Une taxe entre 0,17 et 0,50 euro par litre

Une étude de la Commission a imaginé une taxe entre 0,17 et 0,50 euro par litre de kérosène. Si la taxe était fixée à 0,33 € par litre de kérosène, les vingt-sept pays membres de l’UE pourraient bénéficier de plus de 2 milliards d’euros dès 2025 et de 5,4 milliards par an à l’horizon 2050.

Les vols intra-européens, les vols domestique mais aussi les vols internationaux de et vers l’Europe seraient visés. Les compagnies européennes refusent d’être seules à être taxées. Ce qui créerait selon elles, une « distorsion de concurrence » avec les compagnies non-européennes.

Vers l’élargissement de la taxe à l’international

Ce projet inédit reste encore dans le stade des négociations et les eurodéputés et Etats membres de l’UE discutent actuellement de ses propositions. Mais des pays comme la Belgique, le Luxembourg et l’Autriche ont déjà assuré leur soutien. Ils réclament « une application sans délai » de cette taxe dans l’UE, tout en appelant à élargir la même mesure à l’international.

De son côté, l’ONG Stay Grounded network s’est « félicitée » des propositions comportées dans  ce plan. Mais elle a « condamné la lenteur de l’introduction » de cette mesure, l’exemption pour le fret aérien et sa limitation aux vols intérieurs dans l’UE.

Les compagnies de l’UE redoutent une « distorsion de concurrence »
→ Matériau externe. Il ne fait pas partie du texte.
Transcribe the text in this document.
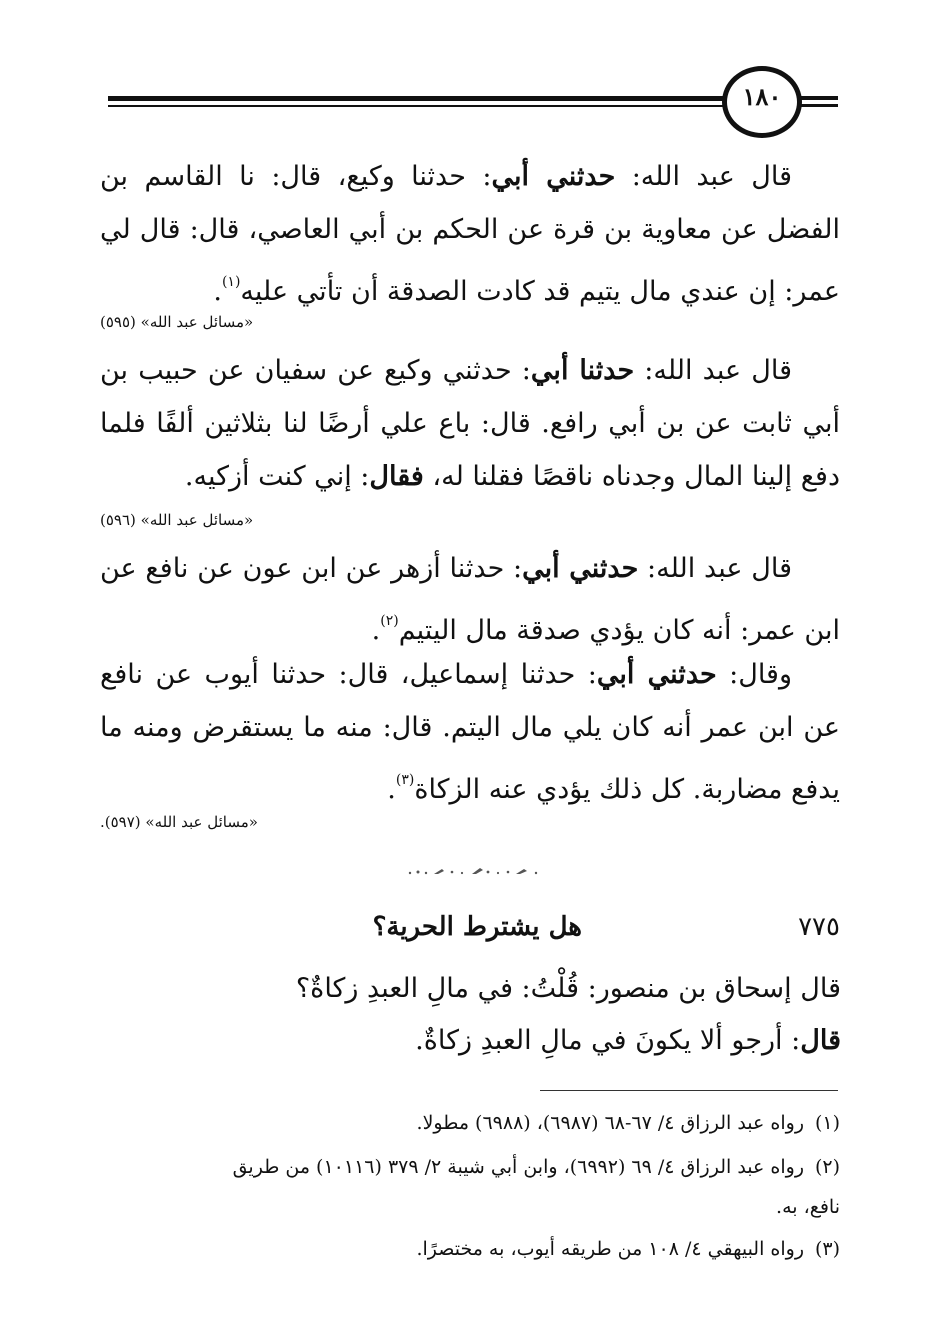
١٨٠
قال عبد الله: حدثني أبي: حدثنا وكيع، قال: نا القاسم بن الفضل عن معاوية بن قرة عن الحكم بن أبي العاصي، قال: قال لي عمر: إن عندي مال يتيم قد كادت الصدقة أن تأتي عليه$^{(١)}$.
«مسائل عبد الله» (٥٩٥)
قال عبد الله: حدثنا أبي: حدثني وكيع عن سفيان عن حبيب بن أبي ثابت عن بن أبي رافع. قال: باع علي أرضًا لنا بثلاثين ألفًا فلما دفع إلينا المال وجدناه ناقصًا فقلنا له، فقال: إني كنت أزكيه.
«مسائل عبد الله» (٥٩٦)
قال عبد الله: حدثني أبي: حدثنا أزهر عن ابن عون عن نافع عن ابن عمر: أنه كان يؤدي صدقة مال اليتيم$^{(٢)}$.
وقال: حدثني أبي: حدثنا إسماعيل، قال: حدثنا أيوب عن نافع عن ابن عمر أنه كان يلي مال اليتم. قال: منه ما يستقرض ومنه ما يدفع مضاربة. كل ذلك يؤدي عنه الزكاة$^{(٣)}$.
«مسائل عبد الله» (٥٩٧).
٧٧٥
هل يشترط الحرية؟
قال إسحاق بن منصور: قُلْتُ: في مالِ العبدِ زكاةٌ؟
قال: أرجو ألا يكونَ في مالِ العبدِ زكاةٌ.
(١)رواه عبد الرزاق ٤/ ٦٧-٦٨ (٦٩٨٧)، (٦٩٨٨) مطولا.
(٢)رواه عبد الرزاق ٤/ ٦٩ (٦٩٩٢)، وابن أبي شيبة ٢/ ٣٧٩ (١٠١١٦) من طريق
نافع، به.
(٣)رواه البيهقي ٤/ ١٠٨ من طريقه أيوب، به مختصرًا.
Onze compagnies de l’UE dont Air France/KLM, Lufthansa et TAP, ainsi que la Fédération européenne des travailleurs des transports mettent en garde contre une « distorsion de concurrence » au profit des compagnies étrangères. « Chaque mesure pourrait accroître considérablement l’avantage concurrentiel des compagnies non-européennes et des hubs aéroportuaires hors-UE »

A noter que cette taxe qui épargnerait l’aviation d’affaires et le fret,  vise à terme, la réduction des émissions de CO2 de 55% d’ici à 2030. Tandis que l’objectif minimal d’usage de biocarburants dans les avions serait relevé et que les « permis à polluer » gratuits dont bénéficie le secteur disparaîtraient dès 2026, selon ce projet.